Sweating, he fell forward, his arms finally giving in, his body weight crushing hers to the bed. “I’m sorry,” he grunted, breathless, a strand of her hair in his mouth.
“Whatever for?” she gasped. “It was wonderful.”
He hadn’t meant that, of course. He opened his eyes and stared at her hair sprawled across the pillow by his face.
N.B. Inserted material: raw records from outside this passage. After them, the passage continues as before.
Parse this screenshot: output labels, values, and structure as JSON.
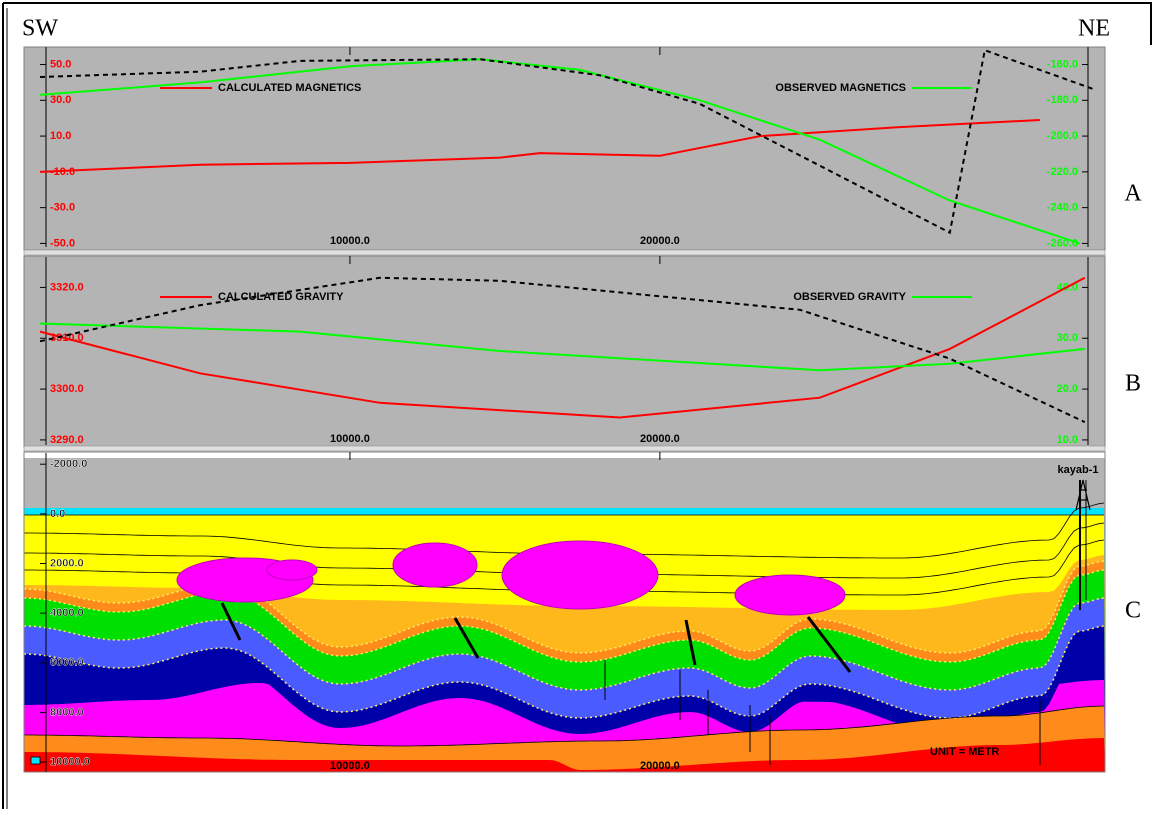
{
  "header": {
    "left": "SW",
    "right": "NE"
  },
  "chart_data": [
    {
      "type": "line",
      "label": "A",
      "xlim": [
        0,
        34200
      ],
      "xticks": [
        {
          "value": 10000,
          "label": "10000.0"
        },
        {
          "value": 20000,
          "label": "20000.0"
        }
      ],
      "ylim": [
        -52,
        57
      ],
      "yticks": [
        {
          "value": 50,
          "label": "50.0"
        },
        {
          "value": 30,
          "label": "30.0"
        },
        {
          "value": 10,
          "label": "10.0"
        },
        {
          "value": -10,
          "label": "-10.0"
        },
        {
          "value": -30,
          "label": "-30.0"
        },
        {
          "value": -50,
          "label": "-50.0"
        }
      ],
      "y2lim": [
        -262,
        -153
      ],
      "y2ticks": [
        {
          "value": -160,
          "label": "-160.0"
        },
        {
          "value": -180,
          "label": "-180.0"
        },
        {
          "value": -200,
          "label": "-200.0"
        },
        {
          "value": -220,
          "label": "-220.0"
        },
        {
          "value": -240,
          "label": "-240.0"
        },
        {
          "value": -260,
          "label": "-260.0"
        }
      ],
      "grid": false,
      "series": [
        {
          "name": "CALCULATED MAGNETICS",
          "color": "#ff0000",
          "x": [
            0,
            5161,
            10000,
            14839,
            16129,
            20000,
            23226,
            27742,
            32258
          ],
          "values": [
            -10,
            -6,
            -5,
            -2,
            0.5,
            -1,
            10,
            15,
            19
          ]
        },
        {
          "name": "OBSERVED MAGNETICS",
          "color": "#00ff00",
          "axis": "y2",
          "x": [
            0,
            5161,
            10000,
            14194,
            17419,
            21290,
            25161,
            29355,
            33548
          ],
          "values": [
            -177,
            -170,
            -161,
            -157,
            -163,
            -180,
            -202,
            -236,
            -260
          ]
        },
        {
          "color": "#000000",
          "dashed": true,
          "x": [
            0,
            5161,
            8387,
            14194,
            18065,
            21290,
            29355,
            30484,
            34032
          ],
          "values": [
            43,
            46,
            52,
            53,
            44,
            28,
            -44,
            58,
            36
          ]
        }
      ]
    },
    {
      "type": "line",
      "label": "B",
      "xlim": [
        0,
        34200
      ],
      "xticks": [
        {
          "value": 10000,
          "label": "10000.0"
        },
        {
          "value": 20000,
          "label": "20000.0"
        }
      ],
      "ylim": [
        3289,
        3325
      ],
      "yticks": [
        {
          "value": 3320,
          "label": "3320.0"
        },
        {
          "value": 3310,
          "label": "3310.0"
        },
        {
          "value": 3300,
          "label": "3300.0"
        },
        {
          "value": 3290,
          "label": "3290.0"
        }
      ],
      "y2lim": [
        9,
        45
      ],
      "y2ticks": [
        {
          "value": 40,
          "label": "40.0"
        },
        {
          "value": 30,
          "label": "30.0"
        },
        {
          "value": 20,
          "label": "20.0"
        },
        {
          "value": 10,
          "label": "10.0"
        }
      ],
      "grid": false,
      "series": [
        {
          "name": "CALCULATED GRAVITY",
          "color": "#ff0000",
          "x": [
            0,
            5161,
            10968,
            18710,
            25161,
            29355,
            33710
          ],
          "values": [
            3311.3,
            3303.1,
            3297.3,
            3294.4,
            3298.3,
            3307.9,
            3321.9
          ]
        },
        {
          "name": "OBSERVED GRAVITY",
          "color": "#00ff00",
          "axis": "y2",
          "x": [
            0,
            8387,
            14839,
            25161,
            29355,
            33710
          ],
          "values": [
            32.9,
            31.3,
            27.5,
            23.7,
            25,
            27.9
          ]
        },
        {
          "color": "#000000",
          "dashed": true,
          "x": [
            0,
            5161,
            10968,
            14839,
            24516,
            29355,
            33710
          ],
          "values": [
            3309.4,
            3316.5,
            3321.9,
            3321.3,
            3315.6,
            3306,
            3293.5
          ]
        }
      ]
    },
    {
      "type": "section",
      "label": "C",
      "xlim": [
        0,
        34200
      ],
      "xticks": [
        {
          "value": 10000,
          "label": "10000.0"
        },
        {
          "value": 20000,
          "label": "20000.0"
        }
      ],
      "ylim": [
        10400,
        -2250
      ],
      "yticks": [
        {
          "value": -2000,
          "label": "-2000.0"
        },
        {
          "value": 0,
          "label": "0.0"
        },
        {
          "value": 2000,
          "label": "2000.0"
        },
        {
          "value": 4000,
          "label": "4000.0"
        },
        {
          "value": 6000,
          "label": "6000.0"
        },
        {
          "value": 8000,
          "label": "8000.0"
        },
        {
          "value": 10000,
          "label": "10000.0"
        }
      ],
      "grid": false,
      "annotations": [
        {
          "text": "kayab-1"
        },
        {
          "text": "UNIT = METR"
        }
      ]
    }
  ]
}
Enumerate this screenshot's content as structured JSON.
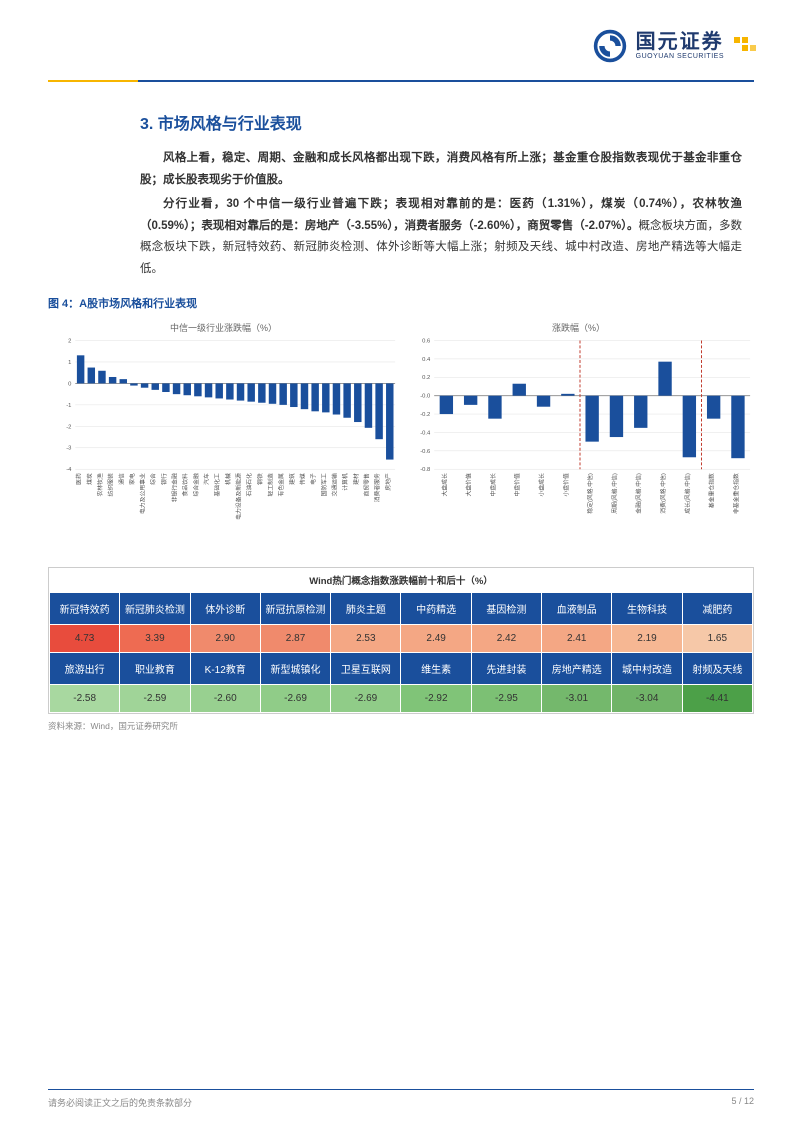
{
  "header": {
    "company_cn": "国元证券",
    "company_en": "GUOYUAN SECURITIES",
    "logo_color": "#1a4f9c",
    "accent_color": "#f7b500"
  },
  "section": {
    "title": "3. 市场风格与行业表现",
    "para1_lead": "风格上看，稳定、周期、金融和成长风格都出现下跌，消费风格有所上涨；基金重仓股指数表现优于基金非重仓股；成长股表现劣于价值股。",
    "para2_lead": "分行业看，30 个中信一级行业普遍下跌；表现相对靠前的是：医药（1.31%），煤炭（0.74%），农林牧渔（0.59%）；表现相对靠后的是：房地产（-3.55%），消费者服务（-2.60%），商贸零售（-2.07%）。",
    "para2_rest": "概念板块方面，多数概念板块下跌，新冠特效药、新冠肺炎检测、体外诊断等大幅上涨；射频及天线、城中村改造、房地产精选等大幅走低。"
  },
  "figure": {
    "caption": "图 4：A股市场风格和行业表现",
    "source": "资料来源：Wind，国元证券研究所"
  },
  "chart_left": {
    "type": "bar",
    "title": "中信一级行业涨跌幅（%）",
    "ylim": [
      -4,
      2
    ],
    "ytick_step": 1,
    "bar_color": "#1a4f9c",
    "grid_color": "#e0e0e0",
    "categories": [
      "医药",
      "煤炭",
      "农林牧渔",
      "纺织服装",
      "通信",
      "家电",
      "电力及公用事业",
      "综合",
      "银行",
      "非银行金融",
      "食品饮料",
      "综合金融",
      "汽车",
      "基础化工",
      "机械",
      "电力设备及新能源",
      "石油石化",
      "钢铁",
      "轻工制造",
      "有色金属",
      "建筑",
      "传媒",
      "电子",
      "国防军工",
      "交通运输",
      "计算机",
      "建材",
      "商贸零售",
      "消费者服务",
      "房地产"
    ],
    "values": [
      1.31,
      0.74,
      0.59,
      0.3,
      0.2,
      -0.1,
      -0.2,
      -0.3,
      -0.4,
      -0.5,
      -0.55,
      -0.6,
      -0.65,
      -0.7,
      -0.75,
      -0.8,
      -0.85,
      -0.9,
      -0.95,
      -1.0,
      -1.1,
      -1.2,
      -1.3,
      -1.35,
      -1.45,
      -1.6,
      -1.8,
      -2.07,
      -2.6,
      -3.55
    ]
  },
  "chart_right": {
    "type": "bar",
    "title": "涨跌幅（%）",
    "ylim": [
      -0.8,
      0.6
    ],
    "ytick_step": 0.2,
    "bar_color": "#1a4f9c",
    "grid_color": "#e0e0e0",
    "dash_divider_color": "#c0392b",
    "categories": [
      "大盘成长",
      "大盘价值",
      "中盘成长",
      "中盘价值",
      "小盘成长",
      "小盘价值",
      "稳定(风格.中信)",
      "周期(风格.中信)",
      "金融(风格.中信)",
      "消费(风格.中信)",
      "成长(风格.中信)",
      "基金重仓指数",
      "非基金重仓指数"
    ],
    "values": [
      -0.2,
      -0.1,
      -0.25,
      0.13,
      -0.12,
      0.02,
      -0.5,
      -0.45,
      -0.35,
      0.37,
      -0.67,
      -0.25,
      -0.68
    ],
    "dividers": [
      6,
      11
    ]
  },
  "heatmap": {
    "title": "Wind热门概念指数涨跌幅前十和后十（%）",
    "top_headers": [
      "新冠特效药",
      "新冠肺炎检测",
      "体外诊断",
      "新冠抗原检测",
      "肺炎主题",
      "中药精选",
      "基因检测",
      "血液制品",
      "生物科技",
      "减肥药"
    ],
    "top_values": [
      4.73,
      3.39,
      2.9,
      2.87,
      2.53,
      2.49,
      2.42,
      2.41,
      2.19,
      1.65
    ],
    "top_colors": [
      "#e84c3d",
      "#ee6b52",
      "#f08a6c",
      "#f08a6c",
      "#f4a784",
      "#f4a784",
      "#f4a784",
      "#f4a784",
      "#f6b793",
      "#f6c8a8"
    ],
    "bot_headers": [
      "旅游出行",
      "职业教育",
      "K-12教育",
      "新型城镇化",
      "卫星互联网",
      "维生素",
      "先进封装",
      "房地产精选",
      "城中村改造",
      "射频及天线"
    ],
    "bot_values": [
      -2.58,
      -2.59,
      -2.6,
      -2.69,
      -2.69,
      -2.92,
      -2.95,
      -3.01,
      -3.04,
      -4.41
    ],
    "bot_colors": [
      "#a8d8a0",
      "#a0d498",
      "#98d090",
      "#90cc88",
      "#90cc88",
      "#80c478",
      "#7cc074",
      "#74b86c",
      "#70b468",
      "#4ca048"
    ],
    "header_bg": "#1a4f9c",
    "header_color": "#ffffff"
  },
  "footer": {
    "disclaimer": "请务必阅读正文之后的免责条款部分",
    "page": "5 / 12"
  }
}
Tell her now. Tell her, you cad.
But she closed her warm arms around his back and they tightened, just as her legs wrapped around his in the same manner. He was blissfully trapped, his limbs and muscles too relaxed to move. He’d wanted this from the first moment he saw her in that portrait. Now she was his, fully. If he said something now, all this would be spoiled, wrenched away from him.
Her skin was so soft, better than silk. His eyelids drifted downward until only a spark of copper remained in his view, a lock of her hair curling as it dried against the pillow. Her breath slowly found the same rhythm as his.
“Was it really wonderful?” he asked drowsily.